Cancer-specific death and metastatic disease progression do not appear to be associated with tumor growth rate. In the DISSRM Registry, although progression rates can be high secondary to increased tumor growth rate, the cancer-specific survival rate at 8 years was 100% without any patients experiencing metastatic disease. Similarly, the prospective RCCCC and FCCC cohorts failed to find a correlation between growth rate, metastatic disease, or cancer-specific mortality given the low rates of metastatic events.32,33 In a systematic review by Smaldone and colleagues regarding the progression of SRM on AS to metastasis, the overall rate of metastatic progression was 2% and 23% of the metastatic renal masses showed no growth during surveillance.13 Mir and associates showed that the linear growth rate for patients who experienced metastasis was not significantly different than the overall growth rate of clinically localized renal masses. Furthermore, as both benign and malignant lesions can grow at similar or non-zero rates, growth rate thresholds alone should not be used as a predictor of mass histology or malignant potential.34,35
Therefore, the implications of linear growth rate in the setting of AS requires reconsideration. The historic threshold of >0.5 cm/year for progression during AS was based on retrospective data, and perhaps a more relevant and useful threshold may exist.
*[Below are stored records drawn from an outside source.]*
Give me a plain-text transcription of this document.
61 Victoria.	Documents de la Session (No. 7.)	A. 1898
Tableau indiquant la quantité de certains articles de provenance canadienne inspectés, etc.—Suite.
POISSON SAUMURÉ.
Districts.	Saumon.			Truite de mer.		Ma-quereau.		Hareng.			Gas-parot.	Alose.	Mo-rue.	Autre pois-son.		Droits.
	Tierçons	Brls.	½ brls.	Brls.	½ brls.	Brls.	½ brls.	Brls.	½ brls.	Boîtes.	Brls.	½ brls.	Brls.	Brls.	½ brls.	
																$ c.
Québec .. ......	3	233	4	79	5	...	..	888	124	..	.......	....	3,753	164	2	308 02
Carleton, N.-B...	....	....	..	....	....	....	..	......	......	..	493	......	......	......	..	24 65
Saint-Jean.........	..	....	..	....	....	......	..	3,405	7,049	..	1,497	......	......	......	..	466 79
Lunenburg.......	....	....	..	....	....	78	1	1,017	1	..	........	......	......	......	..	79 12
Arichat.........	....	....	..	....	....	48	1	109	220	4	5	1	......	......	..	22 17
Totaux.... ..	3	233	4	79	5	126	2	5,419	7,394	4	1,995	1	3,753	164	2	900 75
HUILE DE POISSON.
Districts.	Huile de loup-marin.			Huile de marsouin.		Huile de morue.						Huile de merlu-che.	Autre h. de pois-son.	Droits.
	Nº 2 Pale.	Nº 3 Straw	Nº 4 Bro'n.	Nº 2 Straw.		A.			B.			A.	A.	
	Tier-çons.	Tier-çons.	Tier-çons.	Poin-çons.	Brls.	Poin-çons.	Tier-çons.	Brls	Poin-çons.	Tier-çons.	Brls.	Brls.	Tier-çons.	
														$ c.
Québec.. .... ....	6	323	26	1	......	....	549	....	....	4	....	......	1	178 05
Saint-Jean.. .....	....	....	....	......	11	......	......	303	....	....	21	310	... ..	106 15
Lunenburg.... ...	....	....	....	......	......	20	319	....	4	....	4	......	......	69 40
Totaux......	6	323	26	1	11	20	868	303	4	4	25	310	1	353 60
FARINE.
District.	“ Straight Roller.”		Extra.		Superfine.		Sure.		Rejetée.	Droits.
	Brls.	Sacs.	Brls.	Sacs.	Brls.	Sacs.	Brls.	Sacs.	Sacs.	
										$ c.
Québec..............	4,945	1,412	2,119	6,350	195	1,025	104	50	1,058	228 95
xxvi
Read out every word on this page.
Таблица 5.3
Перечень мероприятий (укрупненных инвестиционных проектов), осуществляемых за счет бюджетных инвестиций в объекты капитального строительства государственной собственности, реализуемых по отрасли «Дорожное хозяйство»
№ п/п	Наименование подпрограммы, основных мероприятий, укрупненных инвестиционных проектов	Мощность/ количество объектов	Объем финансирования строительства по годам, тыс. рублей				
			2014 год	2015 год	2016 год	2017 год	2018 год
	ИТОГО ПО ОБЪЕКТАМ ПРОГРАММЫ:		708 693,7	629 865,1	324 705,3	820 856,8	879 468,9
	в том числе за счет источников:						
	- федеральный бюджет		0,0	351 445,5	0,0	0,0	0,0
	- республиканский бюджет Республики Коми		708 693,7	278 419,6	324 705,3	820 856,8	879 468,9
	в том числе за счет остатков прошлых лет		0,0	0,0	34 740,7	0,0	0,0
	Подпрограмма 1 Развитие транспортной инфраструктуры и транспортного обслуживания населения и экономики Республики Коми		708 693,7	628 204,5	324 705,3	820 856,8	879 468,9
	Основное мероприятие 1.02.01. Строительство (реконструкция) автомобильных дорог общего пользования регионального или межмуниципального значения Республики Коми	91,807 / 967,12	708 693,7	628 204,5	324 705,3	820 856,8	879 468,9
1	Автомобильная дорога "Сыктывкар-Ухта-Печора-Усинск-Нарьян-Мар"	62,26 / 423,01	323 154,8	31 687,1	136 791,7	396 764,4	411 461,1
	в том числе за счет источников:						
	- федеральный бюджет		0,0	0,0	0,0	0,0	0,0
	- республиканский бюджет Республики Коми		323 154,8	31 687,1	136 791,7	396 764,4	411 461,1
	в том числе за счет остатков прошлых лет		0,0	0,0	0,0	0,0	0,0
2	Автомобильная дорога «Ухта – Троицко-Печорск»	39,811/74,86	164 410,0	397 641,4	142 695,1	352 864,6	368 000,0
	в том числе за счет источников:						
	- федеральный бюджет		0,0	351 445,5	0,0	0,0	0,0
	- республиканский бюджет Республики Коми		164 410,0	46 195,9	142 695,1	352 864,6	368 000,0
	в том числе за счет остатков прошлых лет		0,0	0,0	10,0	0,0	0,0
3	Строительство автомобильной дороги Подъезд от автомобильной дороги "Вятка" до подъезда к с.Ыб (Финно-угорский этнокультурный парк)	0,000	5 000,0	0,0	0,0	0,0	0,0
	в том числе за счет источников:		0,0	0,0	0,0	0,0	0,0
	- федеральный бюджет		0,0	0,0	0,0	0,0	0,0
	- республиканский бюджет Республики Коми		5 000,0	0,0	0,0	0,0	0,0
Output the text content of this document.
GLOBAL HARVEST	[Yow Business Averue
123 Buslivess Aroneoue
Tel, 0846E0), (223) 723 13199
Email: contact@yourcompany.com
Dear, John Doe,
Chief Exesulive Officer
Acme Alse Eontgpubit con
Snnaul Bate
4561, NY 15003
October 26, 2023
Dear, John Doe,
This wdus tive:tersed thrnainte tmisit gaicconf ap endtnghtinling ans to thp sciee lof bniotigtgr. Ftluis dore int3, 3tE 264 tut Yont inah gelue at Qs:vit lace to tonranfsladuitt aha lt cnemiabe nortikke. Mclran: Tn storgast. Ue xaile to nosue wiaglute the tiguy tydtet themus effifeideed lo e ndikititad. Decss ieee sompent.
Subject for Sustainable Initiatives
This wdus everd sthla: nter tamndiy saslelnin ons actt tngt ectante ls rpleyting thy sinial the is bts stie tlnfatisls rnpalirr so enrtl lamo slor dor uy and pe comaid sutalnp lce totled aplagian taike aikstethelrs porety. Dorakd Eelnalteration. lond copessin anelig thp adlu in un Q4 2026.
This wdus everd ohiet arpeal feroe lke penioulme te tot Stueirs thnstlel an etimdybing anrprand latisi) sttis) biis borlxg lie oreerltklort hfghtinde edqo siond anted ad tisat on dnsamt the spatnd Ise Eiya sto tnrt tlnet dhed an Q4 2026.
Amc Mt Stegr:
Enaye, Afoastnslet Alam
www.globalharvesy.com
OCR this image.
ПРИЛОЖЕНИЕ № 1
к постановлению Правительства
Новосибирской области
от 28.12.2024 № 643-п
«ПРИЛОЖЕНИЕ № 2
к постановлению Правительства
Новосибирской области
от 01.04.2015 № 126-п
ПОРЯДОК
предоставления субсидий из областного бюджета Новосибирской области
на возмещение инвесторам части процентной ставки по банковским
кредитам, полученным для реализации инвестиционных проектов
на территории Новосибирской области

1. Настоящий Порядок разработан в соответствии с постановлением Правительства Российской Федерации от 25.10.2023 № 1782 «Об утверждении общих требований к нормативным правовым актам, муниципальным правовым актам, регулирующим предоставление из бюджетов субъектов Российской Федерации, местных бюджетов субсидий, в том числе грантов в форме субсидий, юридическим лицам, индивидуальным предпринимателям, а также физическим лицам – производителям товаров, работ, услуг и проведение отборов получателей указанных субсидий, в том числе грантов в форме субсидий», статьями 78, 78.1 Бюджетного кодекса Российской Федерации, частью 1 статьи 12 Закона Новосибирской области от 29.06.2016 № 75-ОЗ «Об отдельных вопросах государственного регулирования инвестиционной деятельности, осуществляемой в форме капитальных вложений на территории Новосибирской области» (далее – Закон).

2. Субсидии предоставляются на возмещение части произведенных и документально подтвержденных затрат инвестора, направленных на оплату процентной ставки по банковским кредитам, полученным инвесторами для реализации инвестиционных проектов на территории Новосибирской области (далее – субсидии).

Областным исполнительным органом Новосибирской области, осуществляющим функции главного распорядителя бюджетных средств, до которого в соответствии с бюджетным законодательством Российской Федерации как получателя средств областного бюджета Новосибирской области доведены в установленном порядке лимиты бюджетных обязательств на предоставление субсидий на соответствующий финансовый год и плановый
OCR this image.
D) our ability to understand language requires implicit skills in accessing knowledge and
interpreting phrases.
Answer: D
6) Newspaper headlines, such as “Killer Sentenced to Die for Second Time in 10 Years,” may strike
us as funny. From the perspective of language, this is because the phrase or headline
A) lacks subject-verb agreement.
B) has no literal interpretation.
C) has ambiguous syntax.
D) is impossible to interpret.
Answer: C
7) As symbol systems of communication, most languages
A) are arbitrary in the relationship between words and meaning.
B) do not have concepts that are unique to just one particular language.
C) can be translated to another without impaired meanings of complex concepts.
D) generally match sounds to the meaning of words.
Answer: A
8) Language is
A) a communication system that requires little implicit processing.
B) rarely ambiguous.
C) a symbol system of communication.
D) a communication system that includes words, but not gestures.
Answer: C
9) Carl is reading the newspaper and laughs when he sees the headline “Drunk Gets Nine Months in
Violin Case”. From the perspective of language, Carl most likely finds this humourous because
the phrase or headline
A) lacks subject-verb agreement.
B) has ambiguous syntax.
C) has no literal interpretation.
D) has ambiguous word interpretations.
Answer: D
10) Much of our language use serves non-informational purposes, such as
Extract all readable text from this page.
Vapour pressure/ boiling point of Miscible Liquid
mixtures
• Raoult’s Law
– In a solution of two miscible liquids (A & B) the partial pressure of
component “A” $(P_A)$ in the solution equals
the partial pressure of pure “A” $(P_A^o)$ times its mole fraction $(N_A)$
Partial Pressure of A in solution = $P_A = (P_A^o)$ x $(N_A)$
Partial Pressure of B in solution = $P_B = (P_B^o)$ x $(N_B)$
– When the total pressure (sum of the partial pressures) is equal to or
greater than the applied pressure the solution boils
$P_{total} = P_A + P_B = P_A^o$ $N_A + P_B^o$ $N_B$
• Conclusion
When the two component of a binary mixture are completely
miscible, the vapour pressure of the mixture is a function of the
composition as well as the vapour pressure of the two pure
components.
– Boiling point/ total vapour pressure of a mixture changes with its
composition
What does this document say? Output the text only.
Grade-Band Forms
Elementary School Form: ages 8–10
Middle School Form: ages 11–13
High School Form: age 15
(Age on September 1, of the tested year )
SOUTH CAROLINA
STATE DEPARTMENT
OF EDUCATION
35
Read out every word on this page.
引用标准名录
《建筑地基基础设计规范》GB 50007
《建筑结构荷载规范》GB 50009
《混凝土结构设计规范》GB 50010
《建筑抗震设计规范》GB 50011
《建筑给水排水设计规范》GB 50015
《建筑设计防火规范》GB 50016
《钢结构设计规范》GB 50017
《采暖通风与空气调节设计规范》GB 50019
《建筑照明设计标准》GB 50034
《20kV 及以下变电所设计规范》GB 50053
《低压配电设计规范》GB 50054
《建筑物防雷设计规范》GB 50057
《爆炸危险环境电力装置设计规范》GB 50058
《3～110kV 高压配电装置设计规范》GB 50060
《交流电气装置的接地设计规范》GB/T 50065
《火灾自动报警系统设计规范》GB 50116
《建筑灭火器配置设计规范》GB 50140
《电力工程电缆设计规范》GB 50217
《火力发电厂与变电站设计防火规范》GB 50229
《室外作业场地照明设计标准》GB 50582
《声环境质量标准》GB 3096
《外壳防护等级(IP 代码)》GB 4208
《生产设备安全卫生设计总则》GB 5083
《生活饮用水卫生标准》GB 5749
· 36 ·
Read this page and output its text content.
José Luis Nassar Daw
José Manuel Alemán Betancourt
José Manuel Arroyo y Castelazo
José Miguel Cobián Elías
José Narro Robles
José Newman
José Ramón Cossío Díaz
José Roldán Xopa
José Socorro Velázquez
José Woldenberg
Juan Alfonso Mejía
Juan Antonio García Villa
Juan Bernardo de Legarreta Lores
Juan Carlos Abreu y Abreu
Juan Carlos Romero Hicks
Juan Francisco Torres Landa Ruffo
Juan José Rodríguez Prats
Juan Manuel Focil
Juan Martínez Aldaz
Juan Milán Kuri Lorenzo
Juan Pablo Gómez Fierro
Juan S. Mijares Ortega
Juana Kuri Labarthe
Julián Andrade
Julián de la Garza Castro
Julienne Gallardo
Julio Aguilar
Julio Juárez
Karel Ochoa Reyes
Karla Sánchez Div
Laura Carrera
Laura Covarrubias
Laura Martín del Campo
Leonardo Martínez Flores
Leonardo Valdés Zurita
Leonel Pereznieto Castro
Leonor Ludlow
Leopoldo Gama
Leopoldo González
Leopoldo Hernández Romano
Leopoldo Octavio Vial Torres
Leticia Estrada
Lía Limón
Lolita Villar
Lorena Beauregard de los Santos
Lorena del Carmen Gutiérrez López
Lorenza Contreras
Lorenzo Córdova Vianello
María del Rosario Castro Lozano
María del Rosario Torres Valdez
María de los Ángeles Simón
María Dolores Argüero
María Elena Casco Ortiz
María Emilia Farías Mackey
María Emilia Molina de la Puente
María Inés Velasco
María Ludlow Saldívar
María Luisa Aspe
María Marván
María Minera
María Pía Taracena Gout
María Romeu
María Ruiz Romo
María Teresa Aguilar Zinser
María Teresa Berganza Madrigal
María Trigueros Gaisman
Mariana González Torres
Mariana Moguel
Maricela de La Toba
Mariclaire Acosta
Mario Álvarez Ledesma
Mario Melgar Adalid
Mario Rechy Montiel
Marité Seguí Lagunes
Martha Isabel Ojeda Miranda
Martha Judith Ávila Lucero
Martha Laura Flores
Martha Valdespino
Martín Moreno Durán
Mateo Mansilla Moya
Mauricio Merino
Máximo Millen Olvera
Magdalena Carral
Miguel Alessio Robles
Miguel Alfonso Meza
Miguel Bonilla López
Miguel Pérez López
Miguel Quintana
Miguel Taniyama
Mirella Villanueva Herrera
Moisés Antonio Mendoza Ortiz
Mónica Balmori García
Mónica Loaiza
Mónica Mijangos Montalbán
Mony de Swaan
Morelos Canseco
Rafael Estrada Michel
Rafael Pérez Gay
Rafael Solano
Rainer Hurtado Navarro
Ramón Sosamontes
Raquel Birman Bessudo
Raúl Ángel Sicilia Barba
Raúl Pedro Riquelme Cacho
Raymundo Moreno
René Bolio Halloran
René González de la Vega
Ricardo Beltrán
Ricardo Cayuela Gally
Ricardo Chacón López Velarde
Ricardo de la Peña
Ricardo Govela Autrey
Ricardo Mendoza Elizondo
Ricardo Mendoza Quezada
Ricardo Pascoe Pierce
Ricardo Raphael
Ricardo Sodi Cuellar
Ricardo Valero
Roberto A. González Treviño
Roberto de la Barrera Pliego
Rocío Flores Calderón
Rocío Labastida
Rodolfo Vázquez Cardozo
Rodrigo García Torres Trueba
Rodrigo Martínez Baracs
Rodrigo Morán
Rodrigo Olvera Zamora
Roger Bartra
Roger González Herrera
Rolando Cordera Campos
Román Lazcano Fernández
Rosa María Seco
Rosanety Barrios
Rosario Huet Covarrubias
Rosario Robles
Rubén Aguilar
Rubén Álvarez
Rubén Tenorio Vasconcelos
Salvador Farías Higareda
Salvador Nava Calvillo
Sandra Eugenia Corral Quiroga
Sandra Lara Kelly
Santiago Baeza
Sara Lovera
Contrasting this, we recommend intervention based on overall tumor size as it has been shown to be the best predictor of malignant histology, aggressive pathology, and oncologic outcomes.19,36,37 Additionally, in the context of the typically non-linear growth of SRMs, multiple consecutive positive growth periods may be associated with unfavorable pathology; however, prospective and unbiased data are lacking.38 A SRM with elevated growth rate certainly indicates lack of physician and patient comfort with continued surveillance; however, growing data indicates that a biopsy, biomarker, or novel imaging modality be used rather than surgical intervention.
Our current understanding of tumor biology confirms AS as a reasonable and safe primary management strategy for select patients with SRM suspicious for cT1a renal cell carcinoma. To date, early prospective trials demonstrate that AS is non-inferior to primary intervention based on excellent metastasis-free and cancer-specific survival. RMB can be useful to risk-stratify select patients but is not a requisite for AS. Yearly chest imaging is not required for safe AS. Definitions of progression during AS need further refinement, with tumor size rather than growth rate predicting tumor biology. Current society guidelines support the use of AS in patients with SRM <2 cm and in those with competing health risks with SRM <4 cm.
The authors have received no funding for this article and report no conflicts of interest.